Looking beyond offices, Tang anticipates that Hong Kong’s retail sector is bottoming out as lockdown measures start to ease. Cushman & Wakefield’s report forecasts food and beverage rents to rise by 1 to 5 percent in the second half of the year, with some high street rents likely to reach 3 to 5 percent growth.
“We are expecting the social distancing policy to relax in the second half of this year,” Tang says, “this coupled with the next round of the Consumption Voucher program soon to be issued in August, and provided that there are no recurrences of extreme waves of COVID in the city, this could drive some momentum leading to greater stability and recovery in the retail market.”
On the investment side, demand for industrial properties is tipped to remain strong after global fund managers fuelled a rush of acquisitions in the first half. An emerging factor in this industrial demand is the opportunity for converting existing buildings into data centres, which was illustrated most recently with Angelo Gordon’s plan to transform a building in Tuen Mun into a 20-megawatt data centre facility.

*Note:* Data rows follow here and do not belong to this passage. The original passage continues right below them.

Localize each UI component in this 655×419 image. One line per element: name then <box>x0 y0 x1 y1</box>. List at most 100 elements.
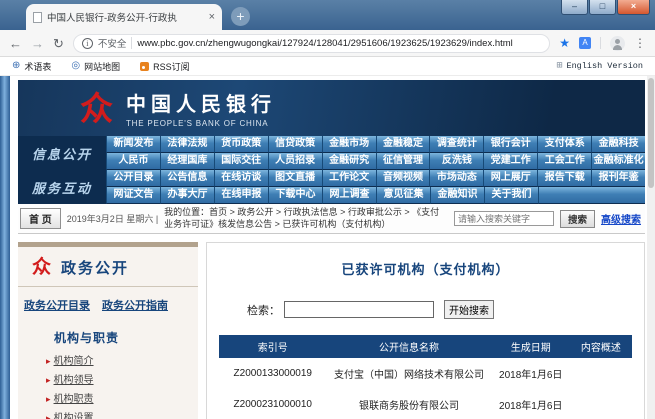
nav-item[interactable]: 下载中心 <box>268 187 322 204</box>
nav-item[interactable]: 金融标准化 <box>591 153 645 170</box>
bank-name-en: THE PEOPLE'S BANK OF CHINA <box>126 119 276 128</box>
table-row[interactable]: Z2000231000010银联商务股份有限公司2018年1月6日 <box>219 389 632 419</box>
tab-title: 中国人民银行-政务公开-行政执 <box>47 10 204 24</box>
sidebar-link[interactable]: 政务公开指南 <box>102 297 168 313</box>
nav-row: 人民币经理国库国际交往人员招录金融研究征信管理反洗钱党建工作工会工作金融标准化 <box>106 153 645 170</box>
nav-item[interactable]: 公开目录 <box>106 170 160 187</box>
sidebar-sections: 机构与职责▸机构简介▸机构领导▸机构职责▸机构设置法规政策▸法律法规 <box>18 329 198 419</box>
page-scrollbar[interactable] <box>647 76 655 419</box>
table-header-row: 索引号公开信息名称生成日期内容概述 <box>219 335 632 358</box>
home-button[interactable]: 首 页 <box>20 208 61 229</box>
nav-item[interactable]: 关于我们 <box>484 187 538 204</box>
nav-item[interactable]: 工作论文 <box>322 170 376 187</box>
bookmark-star-icon[interactable]: ★ <box>559 36 570 50</box>
sidebar-item[interactable]: ▸机构简介 <box>46 352 198 371</box>
nav-item[interactable]: 人民币 <box>106 153 160 170</box>
nav-item[interactable]: 金融研究 <box>322 153 376 170</box>
nav-item[interactable]: 工会工作 <box>537 153 591 170</box>
nav-item[interactable]: 法律法规 <box>160 136 214 153</box>
nav-item[interactable]: 音频视频 <box>376 170 430 187</box>
bookmark-sitemap[interactable]: ◎ 网站地图 <box>71 60 120 73</box>
nav-row: 新闻发布法律法规货币政策信贷政策金融市场金融稳定调查统计银行会计支付体系金融科技 <box>106 136 645 153</box>
url-text[interactable]: www.pbc.gov.cn/zhengwugongkai/127924/128… <box>137 38 512 49</box>
window-minimize-button[interactable]: – <box>561 0 588 15</box>
results-table: 索引号公开信息名称生成日期内容概述 Z2000133000019支付宝（中国）网… <box>219 335 632 419</box>
browser-menu-icon[interactable]: ⋮ <box>634 36 646 50</box>
omnibox[interactable]: i 不安全 www.pbc.gov.cn/zhengwugongkai/1279… <box>73 34 550 53</box>
nav-item[interactable]: 党建工作 <box>483 153 537 170</box>
nav-item[interactable]: 网上展厅 <box>483 170 537 187</box>
nav-section-label[interactable]: 信息公开 <box>18 136 106 170</box>
nav-item[interactable]: 货币政策 <box>214 136 268 153</box>
back-icon[interactable]: ← <box>9 37 22 50</box>
forward-icon[interactable]: → <box>31 37 44 50</box>
toolbar-divider <box>600 37 601 49</box>
table-body: Z2000133000019支付宝（中国）网络技术有限公司2018年1月6日Z2… <box>219 358 632 419</box>
nav-item[interactable]: 公告信息 <box>160 170 214 187</box>
scrollbar-thumb[interactable] <box>648 78 654 188</box>
nav-item[interactable]: 调查统计 <box>429 136 483 153</box>
profile-avatar-icon[interactable] <box>610 36 625 51</box>
nav-item[interactable]: 网证文告 <box>106 187 160 204</box>
nav-item[interactable]: 信贷政策 <box>268 136 322 153</box>
nav-item[interactable]: 征信管理 <box>376 153 430 170</box>
retrieve-search-button[interactable]: 开始搜索 <box>444 300 494 319</box>
nav-item[interactable]: 报告下载 <box>537 170 591 187</box>
sidebar-links: 政务公开目录政务公开指南 <box>18 287 198 319</box>
table-cell: 2018年1月6日 <box>492 397 570 412</box>
nav-item[interactable]: 国际交往 <box>214 153 268 170</box>
sidebar-item[interactable]: ▸机构职责 <box>46 390 198 409</box>
breadcrumb[interactable]: 我的位置：首页 > 政务公开 > 行政执法信息 > 行政审批公示 > 《支付业务… <box>164 207 448 230</box>
table-row[interactable]: Z2000133000019支付宝（中国）网络技术有限公司2018年1月6日 <box>219 358 632 389</box>
nav-item[interactable]: 意见征集 <box>376 187 430 204</box>
nav-row: 网证文告办事大厅在线申报下载中心网上调查意见征集金融知识关于我们 <box>106 187 645 204</box>
advanced-search-link[interactable]: 高级搜索 <box>601 211 641 226</box>
retrieve-input[interactable] <box>284 301 434 318</box>
sidebar-item-label: 机构简介 <box>54 356 94 367</box>
sidebar-link[interactable]: 政务公开目录 <box>24 297 90 313</box>
nav-item[interactable]: 报刊年鉴 <box>591 170 645 187</box>
nav-item[interactable]: 办事大厅 <box>160 187 214 204</box>
tab-close-icon[interactable]: × <box>209 11 215 23</box>
info-icon[interactable]: i <box>82 38 93 49</box>
bookmark-rss[interactable]: RSS订阅 <box>140 60 190 73</box>
nav-item[interactable]: 人员招录 <box>268 153 322 170</box>
rss-icon <box>140 62 149 71</box>
nav-item[interactable]: 市场动态 <box>429 170 483 187</box>
bookmark-glossary[interactable]: ⊕ 术语表 <box>12 60 51 73</box>
bank-name-cn: 中国人民银行 <box>126 88 276 117</box>
reload-icon[interactable]: ↻ <box>53 37 64 50</box>
nav-item[interactable]: 金融知识 <box>430 187 484 204</box>
table-header-cell: 公开信息名称 <box>326 339 491 354</box>
nav-item[interactable]: 图文直播 <box>268 170 322 187</box>
nav-filler <box>538 187 645 204</box>
nav-item[interactable]: 在线申报 <box>214 187 268 204</box>
browser-tab[interactable]: 中国人民银行-政务公开-行政执 × <box>26 4 222 30</box>
sidebar-item[interactable]: ▸机构设置 <box>46 409 198 419</box>
site-search-input[interactable] <box>454 211 554 226</box>
nav-item[interactable]: 支付体系 <box>537 136 591 153</box>
main-panel: 已获许可机构（支付机构） 检索： 开始搜索 索引号公开信息名称生成日期内容概述 … <box>206 242 645 419</box>
nav-item[interactable]: 新闻发布 <box>106 136 160 153</box>
address-bar: ← → ↻ i 不安全 www.pbc.gov.cn/zhengwugongka… <box>0 30 655 57</box>
window-maximize-button[interactable]: □ <box>589 0 616 15</box>
translate-icon[interactable]: A <box>579 37 591 49</box>
nav-section-label[interactable]: 服务互动 <box>18 170 106 204</box>
nav-item[interactable]: 金融稳定 <box>376 136 430 153</box>
nav-item[interactable]: 金融科技 <box>591 136 645 153</box>
nav-item[interactable]: 金融市场 <box>322 136 376 153</box>
page-title: 已获许可机构（支付机构） <box>217 259 634 278</box>
english-version-icon: ⊞ <box>556 60 562 72</box>
sidebar-item-label: 机构领导 <box>54 375 94 386</box>
nav-item[interactable]: 经理国库 <box>160 153 214 170</box>
nav-item[interactable]: 反洗钱 <box>429 153 483 170</box>
nav-item[interactable]: 银行会计 <box>483 136 537 153</box>
main-nav: 信息公开新闻发布法律法规货币政策信贷政策金融市场金融稳定调查统计银行会计支付体系… <box>18 136 645 204</box>
window-close-button[interactable]: × <box>617 0 650 15</box>
site-search-button[interactable]: 搜索 <box>560 210 595 228</box>
nav-item[interactable]: 网上调查 <box>322 187 376 204</box>
english-version-link[interactable]: ⊞ English Version <box>556 60 643 72</box>
nav-item[interactable]: 在线访谈 <box>214 170 268 187</box>
sidebar-item[interactable]: ▸机构领导 <box>46 371 198 390</box>
new-tab-button[interactable]: + <box>231 7 250 26</box>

With border restrictions having the potential to ease and business confidence returning, Cushman & Wakefield sees opportunities for more fund manager activity in the city during the coming months.
“We see PE funds with dry powder poised to deploy,” Tang says. “Some of them may have hesitated or their activities were frustrated because of COVID in the first half of 2022, they now seem set to become increasingly active in the second half and into 2023. We expect industrial properties, hotels, and development sites will continue to gain traction among investors.”